Шесть тонн ванильного мороженого | страница 89
Понять? – сука из зеркала усмехнулась. – А что там понимать? Банально до зевоты. Ярость и ненависть, пламя обвинений: убийц – под суд! Палачей – к ответу! Что там еще у тебя? Голод? Геноцид? Эфиопия на краю пропасти, спасти Африку! Так, да? Спасать? Вот ты и спасаешь, а как же!

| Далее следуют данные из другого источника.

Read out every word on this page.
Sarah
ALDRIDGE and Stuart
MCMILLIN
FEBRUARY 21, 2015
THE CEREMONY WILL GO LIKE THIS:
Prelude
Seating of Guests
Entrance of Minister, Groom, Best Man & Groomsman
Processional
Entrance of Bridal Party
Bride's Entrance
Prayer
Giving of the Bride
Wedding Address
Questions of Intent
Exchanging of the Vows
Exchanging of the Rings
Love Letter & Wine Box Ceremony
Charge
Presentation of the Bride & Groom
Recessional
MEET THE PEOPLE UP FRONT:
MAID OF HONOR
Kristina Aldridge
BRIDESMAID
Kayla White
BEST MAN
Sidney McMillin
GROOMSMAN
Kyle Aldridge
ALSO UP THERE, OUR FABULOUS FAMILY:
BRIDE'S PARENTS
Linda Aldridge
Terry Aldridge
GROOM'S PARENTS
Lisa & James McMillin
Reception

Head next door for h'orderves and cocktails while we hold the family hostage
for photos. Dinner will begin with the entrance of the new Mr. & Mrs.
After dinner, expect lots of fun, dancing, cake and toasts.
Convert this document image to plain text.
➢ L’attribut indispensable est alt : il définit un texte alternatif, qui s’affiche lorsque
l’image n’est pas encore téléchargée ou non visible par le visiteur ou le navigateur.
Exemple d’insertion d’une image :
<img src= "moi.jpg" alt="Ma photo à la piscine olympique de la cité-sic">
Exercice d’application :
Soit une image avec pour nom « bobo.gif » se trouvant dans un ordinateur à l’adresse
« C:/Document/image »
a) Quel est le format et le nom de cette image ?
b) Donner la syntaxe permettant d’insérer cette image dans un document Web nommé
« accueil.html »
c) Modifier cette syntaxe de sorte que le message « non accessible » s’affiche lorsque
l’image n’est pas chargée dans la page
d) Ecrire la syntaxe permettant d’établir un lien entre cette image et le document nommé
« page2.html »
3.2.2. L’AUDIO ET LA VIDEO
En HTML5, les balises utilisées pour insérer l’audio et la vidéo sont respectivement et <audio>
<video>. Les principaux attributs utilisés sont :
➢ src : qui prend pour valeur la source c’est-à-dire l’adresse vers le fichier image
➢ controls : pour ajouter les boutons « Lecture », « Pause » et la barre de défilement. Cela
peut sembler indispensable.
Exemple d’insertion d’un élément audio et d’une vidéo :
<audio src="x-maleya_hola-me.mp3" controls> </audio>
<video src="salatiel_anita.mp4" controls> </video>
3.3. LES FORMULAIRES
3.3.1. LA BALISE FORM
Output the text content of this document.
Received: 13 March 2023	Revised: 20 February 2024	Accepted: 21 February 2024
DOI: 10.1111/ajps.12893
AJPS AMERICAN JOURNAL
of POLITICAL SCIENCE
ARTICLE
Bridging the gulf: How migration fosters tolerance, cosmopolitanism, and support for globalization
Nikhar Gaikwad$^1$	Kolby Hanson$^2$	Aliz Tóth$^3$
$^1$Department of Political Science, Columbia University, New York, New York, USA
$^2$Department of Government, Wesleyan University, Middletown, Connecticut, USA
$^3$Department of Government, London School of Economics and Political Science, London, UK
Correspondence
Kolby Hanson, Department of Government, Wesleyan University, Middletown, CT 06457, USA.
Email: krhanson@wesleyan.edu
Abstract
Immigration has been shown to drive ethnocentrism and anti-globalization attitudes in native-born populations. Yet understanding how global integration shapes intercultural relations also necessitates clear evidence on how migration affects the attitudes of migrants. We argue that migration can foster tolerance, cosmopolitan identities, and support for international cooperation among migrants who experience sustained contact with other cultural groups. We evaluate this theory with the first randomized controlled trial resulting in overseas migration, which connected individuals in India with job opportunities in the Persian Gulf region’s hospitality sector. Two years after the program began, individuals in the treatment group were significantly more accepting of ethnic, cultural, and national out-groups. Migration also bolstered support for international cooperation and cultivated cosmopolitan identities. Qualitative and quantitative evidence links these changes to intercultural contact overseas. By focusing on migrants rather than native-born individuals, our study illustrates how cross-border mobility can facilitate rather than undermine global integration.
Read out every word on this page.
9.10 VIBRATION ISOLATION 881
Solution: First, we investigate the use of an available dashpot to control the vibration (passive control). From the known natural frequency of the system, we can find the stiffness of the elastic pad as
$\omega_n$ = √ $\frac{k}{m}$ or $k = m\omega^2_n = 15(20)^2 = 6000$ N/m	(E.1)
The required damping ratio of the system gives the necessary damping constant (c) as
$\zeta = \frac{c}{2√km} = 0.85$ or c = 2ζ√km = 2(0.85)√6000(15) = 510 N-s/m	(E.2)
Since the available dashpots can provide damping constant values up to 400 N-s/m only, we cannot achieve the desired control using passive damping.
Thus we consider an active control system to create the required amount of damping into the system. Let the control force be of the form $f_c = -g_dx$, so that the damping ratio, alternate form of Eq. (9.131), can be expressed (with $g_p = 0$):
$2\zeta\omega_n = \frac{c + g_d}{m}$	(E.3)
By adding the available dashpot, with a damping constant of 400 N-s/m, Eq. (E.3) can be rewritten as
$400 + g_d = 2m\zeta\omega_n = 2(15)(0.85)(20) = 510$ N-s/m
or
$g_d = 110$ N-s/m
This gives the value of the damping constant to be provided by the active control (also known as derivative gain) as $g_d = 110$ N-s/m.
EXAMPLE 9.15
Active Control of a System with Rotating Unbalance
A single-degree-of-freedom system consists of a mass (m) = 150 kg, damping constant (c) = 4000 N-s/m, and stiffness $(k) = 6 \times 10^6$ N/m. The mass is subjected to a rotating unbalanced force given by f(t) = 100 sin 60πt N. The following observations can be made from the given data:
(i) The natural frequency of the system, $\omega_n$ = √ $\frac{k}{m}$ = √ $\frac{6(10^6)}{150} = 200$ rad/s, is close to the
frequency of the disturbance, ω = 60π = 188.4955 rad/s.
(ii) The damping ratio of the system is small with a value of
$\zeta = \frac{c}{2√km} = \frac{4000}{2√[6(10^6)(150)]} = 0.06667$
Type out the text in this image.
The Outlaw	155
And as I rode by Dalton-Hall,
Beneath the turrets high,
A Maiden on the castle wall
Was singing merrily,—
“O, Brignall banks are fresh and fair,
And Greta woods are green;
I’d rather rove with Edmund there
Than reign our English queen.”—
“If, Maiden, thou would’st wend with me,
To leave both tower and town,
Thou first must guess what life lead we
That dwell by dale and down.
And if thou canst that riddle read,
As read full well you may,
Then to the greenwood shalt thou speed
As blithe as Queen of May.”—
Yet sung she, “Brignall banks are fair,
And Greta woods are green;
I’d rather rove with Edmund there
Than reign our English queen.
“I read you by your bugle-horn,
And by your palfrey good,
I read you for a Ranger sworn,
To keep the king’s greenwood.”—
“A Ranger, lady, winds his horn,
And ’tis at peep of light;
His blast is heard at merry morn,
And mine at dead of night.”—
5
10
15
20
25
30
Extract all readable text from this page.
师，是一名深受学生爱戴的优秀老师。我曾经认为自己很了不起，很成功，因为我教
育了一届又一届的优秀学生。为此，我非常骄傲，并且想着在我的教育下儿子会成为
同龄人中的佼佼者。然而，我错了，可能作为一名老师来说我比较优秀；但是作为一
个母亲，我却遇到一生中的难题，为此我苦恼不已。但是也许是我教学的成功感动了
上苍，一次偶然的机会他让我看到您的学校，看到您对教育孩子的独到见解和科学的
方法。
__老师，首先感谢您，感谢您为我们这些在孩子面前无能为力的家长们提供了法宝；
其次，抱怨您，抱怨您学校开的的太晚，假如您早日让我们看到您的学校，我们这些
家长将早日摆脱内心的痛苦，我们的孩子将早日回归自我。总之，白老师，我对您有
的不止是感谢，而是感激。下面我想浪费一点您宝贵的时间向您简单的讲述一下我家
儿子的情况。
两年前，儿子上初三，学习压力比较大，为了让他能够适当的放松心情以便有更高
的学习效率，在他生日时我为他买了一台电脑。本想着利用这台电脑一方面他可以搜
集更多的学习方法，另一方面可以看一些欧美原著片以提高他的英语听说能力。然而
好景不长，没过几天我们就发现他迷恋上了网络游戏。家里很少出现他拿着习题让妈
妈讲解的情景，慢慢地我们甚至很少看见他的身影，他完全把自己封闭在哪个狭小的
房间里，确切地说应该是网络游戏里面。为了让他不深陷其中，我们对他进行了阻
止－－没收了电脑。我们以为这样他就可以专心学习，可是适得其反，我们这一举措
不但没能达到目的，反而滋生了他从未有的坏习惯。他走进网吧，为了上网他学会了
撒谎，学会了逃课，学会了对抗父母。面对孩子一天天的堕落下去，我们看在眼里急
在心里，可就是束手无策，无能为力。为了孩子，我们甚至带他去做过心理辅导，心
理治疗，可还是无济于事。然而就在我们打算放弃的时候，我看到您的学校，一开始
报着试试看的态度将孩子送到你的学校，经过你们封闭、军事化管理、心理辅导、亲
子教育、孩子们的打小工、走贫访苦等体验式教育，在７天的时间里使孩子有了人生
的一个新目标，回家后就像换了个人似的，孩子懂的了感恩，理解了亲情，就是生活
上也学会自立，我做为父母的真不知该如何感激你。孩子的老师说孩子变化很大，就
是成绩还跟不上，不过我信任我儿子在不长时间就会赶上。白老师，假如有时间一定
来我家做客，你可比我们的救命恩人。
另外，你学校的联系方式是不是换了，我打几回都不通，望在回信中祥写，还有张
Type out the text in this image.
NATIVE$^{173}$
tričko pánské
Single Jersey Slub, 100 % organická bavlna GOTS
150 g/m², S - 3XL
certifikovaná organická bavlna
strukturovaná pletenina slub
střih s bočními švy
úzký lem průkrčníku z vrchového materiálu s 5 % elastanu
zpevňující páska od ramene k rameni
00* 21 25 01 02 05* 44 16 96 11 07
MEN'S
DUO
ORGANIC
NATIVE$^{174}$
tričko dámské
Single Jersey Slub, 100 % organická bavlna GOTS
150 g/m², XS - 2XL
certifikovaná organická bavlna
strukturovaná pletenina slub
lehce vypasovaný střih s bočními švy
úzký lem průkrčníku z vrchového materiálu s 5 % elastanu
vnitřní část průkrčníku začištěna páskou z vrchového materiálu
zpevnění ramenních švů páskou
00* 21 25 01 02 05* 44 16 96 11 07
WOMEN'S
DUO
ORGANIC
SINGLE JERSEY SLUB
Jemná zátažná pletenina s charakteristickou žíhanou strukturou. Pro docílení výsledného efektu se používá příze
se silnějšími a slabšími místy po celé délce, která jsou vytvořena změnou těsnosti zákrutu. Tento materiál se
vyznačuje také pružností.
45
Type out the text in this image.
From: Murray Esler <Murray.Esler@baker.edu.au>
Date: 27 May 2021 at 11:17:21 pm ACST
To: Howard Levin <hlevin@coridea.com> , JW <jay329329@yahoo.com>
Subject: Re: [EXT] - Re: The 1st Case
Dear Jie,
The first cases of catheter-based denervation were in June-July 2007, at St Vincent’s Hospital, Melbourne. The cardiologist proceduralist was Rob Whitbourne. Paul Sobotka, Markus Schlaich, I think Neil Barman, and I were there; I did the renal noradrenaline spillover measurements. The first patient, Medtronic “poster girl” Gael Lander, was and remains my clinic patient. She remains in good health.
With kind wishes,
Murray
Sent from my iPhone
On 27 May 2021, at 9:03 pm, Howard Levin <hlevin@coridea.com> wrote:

Снимаешь эти голодные глазища и пустые миски, горелую солому крыш, красноватую лужу с отражением минарета, сгорбленную старуху в пыли, жестяной указатель «Цхинвали – 3 км», прошитый очередью, грязные бинты в углу – рядом безглазая кукла. Мятая каска – крупный план – на ней божья коровка, красное на зеленом, дополнительные цвета, очень удачно!
А как об этом можно потом говорить в интервью! Рассказывать на коктейлях. Не забывая, конечно, о скорбном выражении глаз и губ – это у тебя получается весьма убедительно.
Но что бы ты там ни снимала, в центре каждого кадра – ты и только ты. Даша Савельева в полный рост. А остальное – так, просто фон, задник, на который тебе, в общем-то, наплевать. Оно и понятно – на то он и фон.
А ты говоришь – попытайся понять…
В седьмом классе Даша прикнопила над своим столом вырезанную из «Штерна» фотографию Солженицына, ту, где он в зековском бушлате с номером. Внизу печатными буквами вывела: «Не верь, не бойся, не проси».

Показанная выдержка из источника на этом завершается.